Individual and community needs
The trust is also up for the corporate responsibility award, primarily for its equality and diversity work.
Young explained: “Everybody’s got issues with the communities they work in, and ours are perhaps not quite so obvious here in Chester, but we have got some quite significant parts of our patient population who we believe need a stronger focus. For example, we’ve got quite a significant traveller community, so we’ve done a lot of work on how we can get those patients handheld records they can take with them as they travel around.
“We’ve also got a very significant ageing population. The demographics here are really quite a challenge for us: many patients have dementia, which has been a particular focus for us. “We’re keen to learn from our mistakes, and empower our staff to come up with the ideas about how we can do things better – focusing on the service and the patient, not cost-cutting.”

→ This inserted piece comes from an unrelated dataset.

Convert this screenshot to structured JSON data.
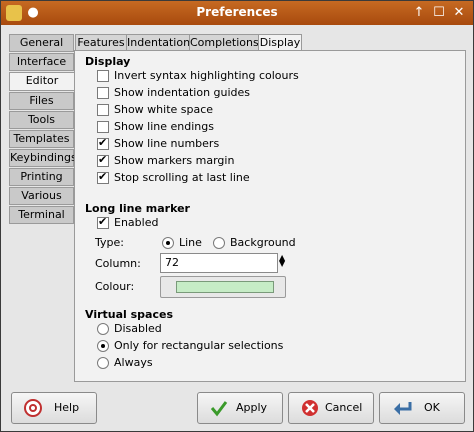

The CIPD submission focused on work the trust has done to improve care for patients with dementia, instigated following a complaint about its handling of one patient. The initiative, called ‘This Is Me’, has involved specialist staff training and the creation of patient portfolios about the type of person they were before they began suffering from dementia. Patients with dementia have a forget-me-not flower behind their beds.
“That was an idea that came from the staff, in response to a complaint initially – it means the staff know that patient is someone they need to deal with in a slightly different way.
“It is all about focusing on patients’ needs, both individual needs and communities, and learning from mistakes and getting better.”
Alzheimer’s Society director of external affairs Andrew Chidgey visited the hospital over the summer to see the work, and has said he is impressed with what has been done.
Following the shortlisting, the trust made a formal presentation to the CIPD judges on September 6, which will inform the final result.